Sa pratique de réappropriation, de copie et de citation, lui permet de se constituer une filiation choisie. L’artiste s’inspire de la danse post-moderne ; plus particulièrement du Judson Dance Group, dont Yvonne Rainer est une des fondatrices, et dont il reprend le Trio A[2] (1966). Ce dernier sous-tend une idée démocratique de la danse, accessible à tous et ne réclamant pas de compétences préalables. Cette reprise est pour l’artiste l’occasion d’affirmer une posture d’amateur. Marie Cozette, directrice du centre d’art et commissaire de l’exposition, a privilégié un accrochage sensible plutôt que chronologique, donnant beaucoup de souffle et de respiration aux œuvres. L’exposition s’ouvre avec deux toiles sur soie, tout en transparence, qui invitent à regarder les œuvres à travers les filtres qu’elles composent. Sur le tissu cristallin, Jimmy Robert reporte deux dessins de l’artiste belgo-roumain Idel Ianchelevici (1909-1994) exécutés lors d’un voyage au Congo au début des années soixante. Les recopiant, il en prolonge toutefois les lignes des corps avec une grande douceur dans les traits, donnant aux personnages une allure très androgyne, pour mieux questionner l’ambivalence du regard colonial. Au centre de l’espace, Agon,œuvre composite, fait référence au ballet néoclassique éponyme de 1957 chorégraphié par George Balanchine, sur une musique composée spécialement par Igor Stravinsky. Le spectacle inclut pour la première fois dans l’histoire de la danse un homme noir[3]. Jimmy Robert propose une mise en dialogue entre ces figures ténues, marginales dans l’histoire de l’art du siècle dernier.

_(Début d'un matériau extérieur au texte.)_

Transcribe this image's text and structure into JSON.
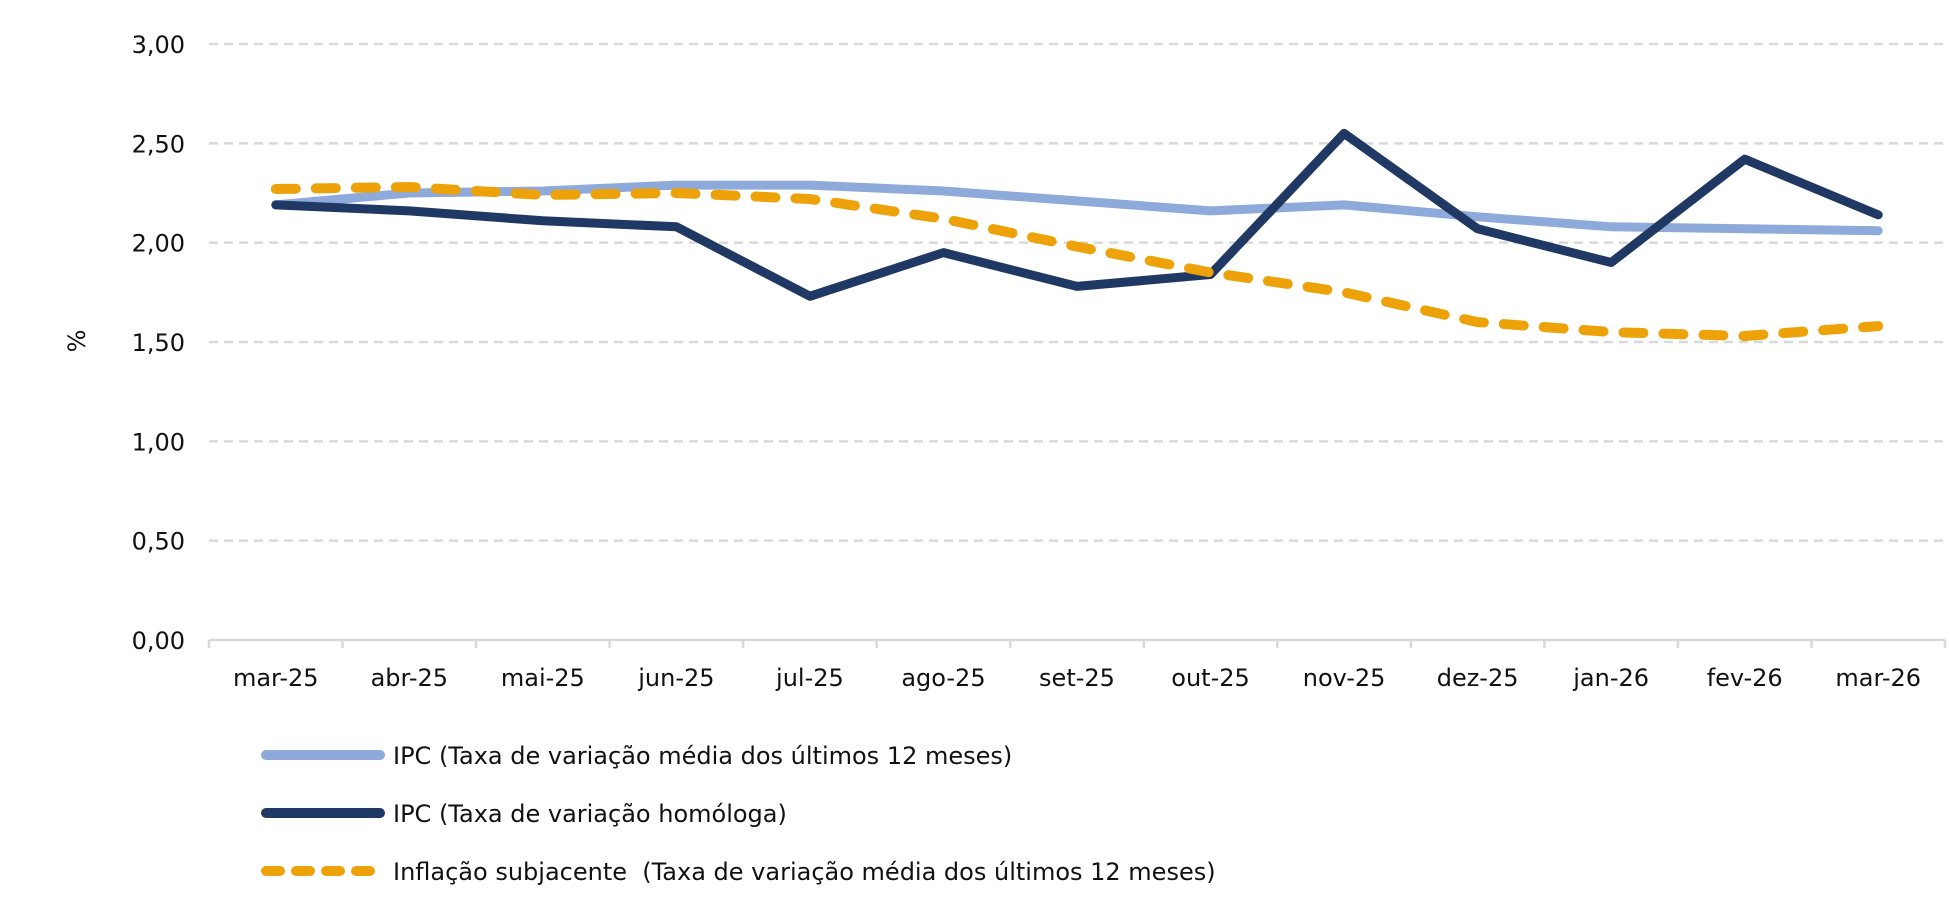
{
  "chart_data": {
    "type": "line",
    "title": "",
    "xlabel": "",
    "ylabel": "%",
    "ylim": [
      0,
      3
    ],
    "yticks": [
      0,
      0.5,
      1,
      1.5,
      2,
      2.5,
      3
    ],
    "ytick_labels": [
      "0,00",
      "0,50",
      "1,00",
      "1,50",
      "2,00",
      "2,50",
      "3,00"
    ],
    "grid": true,
    "legend_position": "bottom",
    "categories": [
      "mar-25",
      "abr-25",
      "mai-25",
      "jun-25",
      "jul-25",
      "ago-25",
      "set-25",
      "out-25",
      "nov-25",
      "dez-25",
      "jan-26",
      "fev-26",
      "mar-26"
    ],
    "series": [
      {
        "name": "IPC (Taxa de variação média dos últimos 12 meses)",
        "color": "#8eaadb",
        "style": "solid",
        "values": [
          2.19,
          2.25,
          2.26,
          2.29,
          2.29,
          2.26,
          2.21,
          2.16,
          2.19,
          2.13,
          2.08,
          2.07,
          2.06
        ]
      },
      {
        "name": "IPC (Taxa de variação homóloga)",
        "color": "#203864",
        "style": "solid",
        "values": [
          2.19,
          2.16,
          2.11,
          2.08,
          1.73,
          1.95,
          1.78,
          1.84,
          2.55,
          2.07,
          1.9,
          2.42,
          2.14
        ]
      },
      {
        "name": "Inflação subjacente  (Taxa de variação média dos últimos 12 meses)",
        "color": "#eea20a",
        "style": "dashed",
        "values": [
          2.27,
          2.28,
          2.24,
          2.25,
          2.22,
          2.12,
          1.98,
          1.85,
          1.75,
          1.6,
          1.55,
          1.53,
          1.58
        ]
      }
    ]
  },
  "colors": {
    "grid": "#d9d9d9",
    "axis": "#d9d9d9",
    "text": "#111111"
  }
}
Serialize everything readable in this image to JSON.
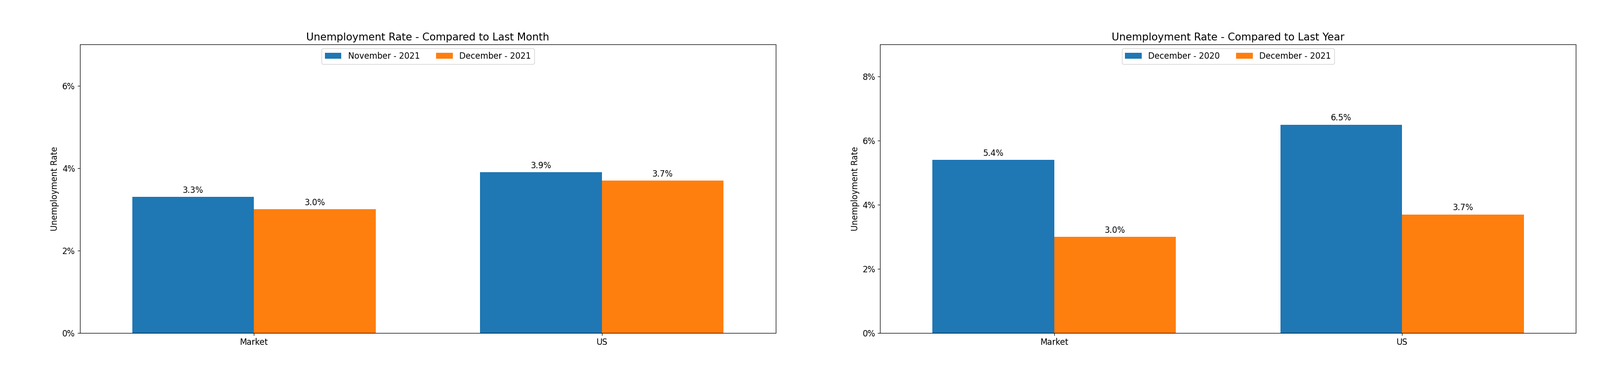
{
  "chart_data": [
    {
      "type": "bar",
      "title": "Unemployment Rate - Compared to Last Month",
      "ylabel": "Unemployment Rate",
      "categories": [
        "Market",
        "US"
      ],
      "series": [
        {
          "name": "November - 2021",
          "values": [
            3.3,
            3.9
          ],
          "value_labels": [
            "3.3%",
            "3.9%"
          ]
        },
        {
          "name": "December - 2021",
          "values": [
            3.0,
            3.7
          ],
          "value_labels": [
            "3.0%",
            "3.7%"
          ]
        }
      ],
      "ylim": [
        0,
        7.0
      ],
      "yticks": [
        {
          "value": 0,
          "label": "0%"
        },
        {
          "value": 2,
          "label": "2%"
        },
        {
          "value": 4,
          "label": "4%"
        },
        {
          "value": 6,
          "label": "6%"
        }
      ],
      "data_labels": true,
      "grid": false,
      "legend": "upper center"
    },
    {
      "type": "bar",
      "title": "Unemployment Rate - Compared to Last Year",
      "ylabel": "Unemployment Rate",
      "categories": [
        "Market",
        "US"
      ],
      "series": [
        {
          "name": "December - 2020",
          "values": [
            5.4,
            6.5
          ],
          "value_labels": [
            "5.4%",
            "6.5%"
          ]
        },
        {
          "name": "December - 2021",
          "values": [
            3.0,
            3.7
          ],
          "value_labels": [
            "3.0%",
            "3.7%"
          ]
        }
      ],
      "ylim": [
        0,
        9.0
      ],
      "yticks": [
        {
          "value": 0,
          "label": "0%"
        },
        {
          "value": 2,
          "label": "2%"
        },
        {
          "value": 4,
          "label": "4%"
        },
        {
          "value": 6,
          "label": "6%"
        },
        {
          "value": 8,
          "label": "8%"
        }
      ],
      "data_labels": true,
      "grid": false,
      "legend": "upper center"
    }
  ]
}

Jimmy Robert, Sans titre (Ompdrailles), 2013.
Tirage jet d’encre. Dimensions : 110 x 150 cm. Courtesy de l’artiste, des galeries Stitger Van Doesburg, Amsterdam et Tanya Leighton, Berlin.

L’artiste considère l’image photographique comme un objet, une installation en tant que telle, à l’instar de Sans titre (Ompdrailles) (2013), qui le représente le corps effondré au pied d’une sculpture monumentale[4] figurant deux lutteurs en équilibre précaire dont on ne sait s’ils se poussent ou se retiennent. C’est à ce moment de suspension de la chute que répond le corps écroulé de Jimmy Robert. Le tirage de grand format est présenté plié en deux, simplement posé sur un tube sortant à la perpendiculaire du mur. D’un côté sont visibles les lutteurs en bronze, de l’autre l’artiste, qui prolonge la sculpture pour en proposer un nouveau récit, moins triomphant.

Dans Untitled (Belladonna) (2007), l’artiste étend une trainée de fusain sur le mur blanc du centre d’art : prolongation du noir de l’image, qui part de la représentation d’une belladone – plante dont les fruits sont noirs. Selon les usages, la fleur peut être soit un remède, soit un poison, et fut longtemps associée à des pratiques de magie noire. L’image vient ici intoxiquer le White Cube de son parfum.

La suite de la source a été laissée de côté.